Kalah TKO dari Galal Yafai, Sunny Edwards: Aku Lega Pensiun
Kalah TKO dari Galal Yafai , Sunny Edwards legawa mengumumkan pengunduran dirinya dari dunia tinju. Wasit Lee Every turun tangan untuk menyelamatkan Sunny Edwards sebelum ronde keenam pada Resorts World Arena, Birmingham, Inggris pada bulan November lalu.
Momen itu kemudian memverifikasi kemenangan terbesar pada sembilan pertandingan yang dilakoni Yafai, lalu kekalahan kedua bagi Edwards, yang tersebut ketika itu pensiun pada usia 28 tahun. Pada puncak kejayaannya, Edwards dianggap sebagai petinju kelas terbang terbaik di area dunia, namun setelahnya sebelumnya belaka kalah satu kali dari Jesse “Bam” Rodriguez, ia menunjukkan tanda-tanda penurunan pada waktu menghadapi rival utamanya di tempat di negeri, yang mana menegaskan bahwa ia sudah merencanakan untuk pensiun setelahnya bertarung, “menang, kalah atau seri”.
Sunny Edwards dikritik pasca laga sebab menyatakan untuk instruktur barunya, Chris Williams, pada akhir ronde kedua bahwa ia tidak ada “ingin berada di dalam sana”. Saat itu ia sudah ada terluka pada ronde pertama. Namun, ia berniat untuk tetap memperlihatkan berada di dalam dunia tinju sebagai komentator, manajer, serta kemungkinan besar pembimbing apabila ia tak pernah bertarung lagi, juga mengungkapkan sejauh mana ia menantikan faedah dari tak menjalani keberadaan sebagai petinju.
“Hal yang digunakan menyedihkan adalah, pasca saya melakukannya, saya benar-benar merasa lega,” katanya terhadap BoxingScene. “Dan ini adalah pertama kalinya saya pergi dari dari ring tinju kemudian salah satu pikiran pertama saya bukanlah, ‘Siapa yang tersebut akan saya lawan selanjutnya? Kapan saya bertarung? Apa yang mana berikutnya?.”
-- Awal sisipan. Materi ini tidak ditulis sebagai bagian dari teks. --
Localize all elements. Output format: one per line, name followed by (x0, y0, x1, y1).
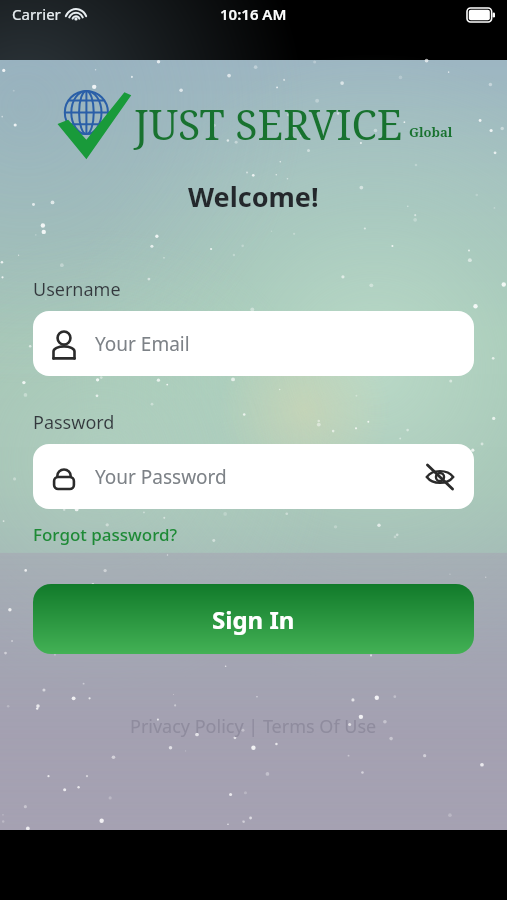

“Hal itu menunjukkan untuk saya, mungkin saja lebih tinggi dari yang digunakan saya terima untuk diri saya sendiri, rasanya seperti melegakan, Anda tahu apa yang saya maksud? Dan itu seharusnya terasa lebih tinggi memilukan, lalu ternyata tidak.”
“Saya masih akan sangat terkait kemudian berakar pada tinju. Saya tiada akan ke mana-mana. Jika ada, saya akan melakukan lebih tinggi banyak hal lain [seperti komentator dan juga manajemen], namun saya pikir sebagian dari itu adalah tubuh saya. Jika saya jujur, tubuh saya benar-benar sudah pernah mengambil kesenangan kemudian kepercayaan diri saya, sebab perlahan-lahan rusak.”
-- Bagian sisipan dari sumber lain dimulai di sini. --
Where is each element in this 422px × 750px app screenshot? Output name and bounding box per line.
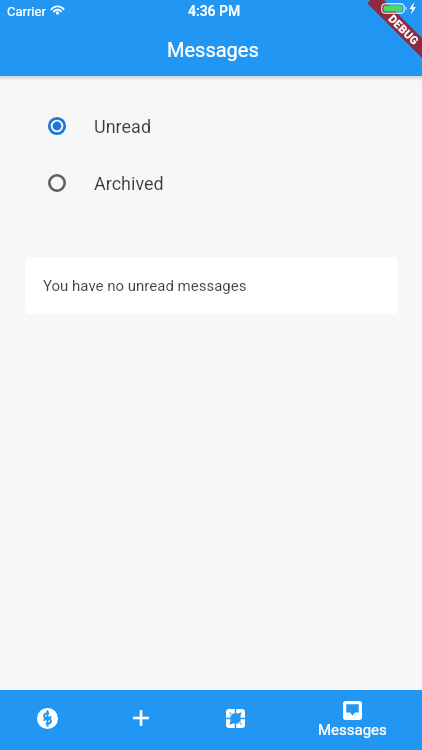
staticText: Unread <box>94 116 152 137</box>
staticText: Messages <box>318 721 387 739</box>
button[interactable]: Add <box>94 690 188 750</box>
staticText: Archived <box>94 173 164 194</box>
button[interactable]: Scan <box>188 690 282 750</box>
staticText: You have no unread messages <box>43 277 247 295</box>
button[interactable]: Archived <box>0 162 422 204</box>
staticText: Carrier <box>7 4 46 19</box>
button[interactable]: Wallet <box>0 690 94 750</box>
button[interactable]: Unread <box>0 105 422 147</box>
staticText: DEBUG <box>386 12 422 48</box>
staticText: 4:36 PM <box>188 3 241 19</box>
staticText: Messages <box>167 38 259 61</box>
button[interactable]: Messages <box>282 690 422 750</box>
button[interactable]: You have no unread messages <box>25 257 398 314</box>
“Saya harus pergi ke momen kelahiran anak saya. Hal-hal yang mana sangat saya rindukan – berada di area kamp pelatihan untuk berlaga … Berada di tempat Amerika untuk melawan [pada bulan Juni, Adrian Adrian dari Meksiko] Curiel, saya kebetulan melewatkan salah satu hal yang digunakan paling saya sukai sejak saya berpikir untuk memiliki anak sendiri – harus menyaksikan hari olahraga melalui FaceTime … Itu adalah bagian terbesar dari inovasi pola pikir saya. Saya duduk dalam di sini lalu meyakinkan semua orang bahwa saya melakukan semua ini untuk anak-anak saya, tetapi kemudian anak-anak saya meninjau akhir perlombaan, juga anak-anak lain ada ayah mereka pada sana, juga ayah dia menonton melalui telepon. Hal ini sampai pada titik di dalam mana saya tidaklah 100 persen yakin apakah itu sepadan dengan apa yang mana saya dapatkan. Semua hal yang digunakan saya lewatkan – untuk apa?.”
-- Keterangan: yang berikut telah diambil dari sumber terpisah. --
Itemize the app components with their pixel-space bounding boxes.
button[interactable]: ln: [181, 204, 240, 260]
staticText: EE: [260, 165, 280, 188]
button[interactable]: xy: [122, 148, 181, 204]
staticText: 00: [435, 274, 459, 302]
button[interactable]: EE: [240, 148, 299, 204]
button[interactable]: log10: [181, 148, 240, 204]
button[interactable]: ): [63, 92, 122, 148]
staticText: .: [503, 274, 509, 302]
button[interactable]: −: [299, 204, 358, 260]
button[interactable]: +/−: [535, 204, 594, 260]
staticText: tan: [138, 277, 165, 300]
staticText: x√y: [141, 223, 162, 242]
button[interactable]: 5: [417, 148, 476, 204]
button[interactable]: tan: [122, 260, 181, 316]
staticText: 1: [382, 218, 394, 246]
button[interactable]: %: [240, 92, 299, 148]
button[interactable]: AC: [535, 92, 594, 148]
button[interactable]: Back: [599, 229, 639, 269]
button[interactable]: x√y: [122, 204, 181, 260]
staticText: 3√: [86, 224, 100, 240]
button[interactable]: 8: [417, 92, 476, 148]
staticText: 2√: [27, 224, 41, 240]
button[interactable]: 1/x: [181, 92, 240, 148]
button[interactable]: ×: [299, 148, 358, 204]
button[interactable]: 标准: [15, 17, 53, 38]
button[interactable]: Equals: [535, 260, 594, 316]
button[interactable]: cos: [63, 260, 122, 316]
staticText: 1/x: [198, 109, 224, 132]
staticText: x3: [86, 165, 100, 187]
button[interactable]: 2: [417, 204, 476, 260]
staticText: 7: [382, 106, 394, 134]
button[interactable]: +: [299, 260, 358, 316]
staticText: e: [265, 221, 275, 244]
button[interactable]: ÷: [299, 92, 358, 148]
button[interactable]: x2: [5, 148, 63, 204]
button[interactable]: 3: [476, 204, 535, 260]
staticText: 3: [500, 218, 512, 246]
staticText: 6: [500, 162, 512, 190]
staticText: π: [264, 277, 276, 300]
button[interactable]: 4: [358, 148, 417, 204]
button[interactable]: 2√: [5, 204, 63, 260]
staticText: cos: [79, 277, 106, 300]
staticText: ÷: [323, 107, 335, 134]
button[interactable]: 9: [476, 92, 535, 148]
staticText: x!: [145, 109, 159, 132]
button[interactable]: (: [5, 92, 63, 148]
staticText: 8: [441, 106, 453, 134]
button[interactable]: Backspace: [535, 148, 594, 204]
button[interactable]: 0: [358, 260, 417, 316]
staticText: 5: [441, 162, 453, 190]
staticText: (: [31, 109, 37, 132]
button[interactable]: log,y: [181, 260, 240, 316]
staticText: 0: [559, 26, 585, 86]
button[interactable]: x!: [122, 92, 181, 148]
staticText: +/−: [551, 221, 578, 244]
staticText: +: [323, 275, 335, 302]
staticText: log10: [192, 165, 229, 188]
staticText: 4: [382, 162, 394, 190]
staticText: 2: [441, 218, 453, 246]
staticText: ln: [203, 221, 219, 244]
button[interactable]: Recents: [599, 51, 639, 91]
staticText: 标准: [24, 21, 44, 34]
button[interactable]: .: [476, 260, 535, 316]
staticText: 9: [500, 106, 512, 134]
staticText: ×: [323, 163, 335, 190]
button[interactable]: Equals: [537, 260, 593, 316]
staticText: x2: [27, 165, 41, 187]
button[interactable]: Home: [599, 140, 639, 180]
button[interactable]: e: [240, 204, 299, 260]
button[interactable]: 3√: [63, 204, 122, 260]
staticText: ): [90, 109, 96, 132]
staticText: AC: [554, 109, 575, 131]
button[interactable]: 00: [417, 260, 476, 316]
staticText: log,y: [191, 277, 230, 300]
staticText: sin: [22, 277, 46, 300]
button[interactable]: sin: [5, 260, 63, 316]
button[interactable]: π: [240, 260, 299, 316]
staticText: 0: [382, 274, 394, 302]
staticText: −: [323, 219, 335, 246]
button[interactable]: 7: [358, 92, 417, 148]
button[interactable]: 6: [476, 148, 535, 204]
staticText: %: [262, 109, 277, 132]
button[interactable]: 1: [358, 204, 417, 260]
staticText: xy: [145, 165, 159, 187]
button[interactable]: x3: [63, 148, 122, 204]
Sebelum pertarungan melawan Yafai yang digunakan berusia 32 tahun, yang digunakan diperkirakan akan menantang juara WBC Kenshiro Teraji pada tahun 2025, ada yang menyatakan bahwa Edwards mungkin saja tidak ada akan menjadi petarung yang digunakan mirip pasca kekalahan telak dari Rodriguez pada bulan Desember lalu.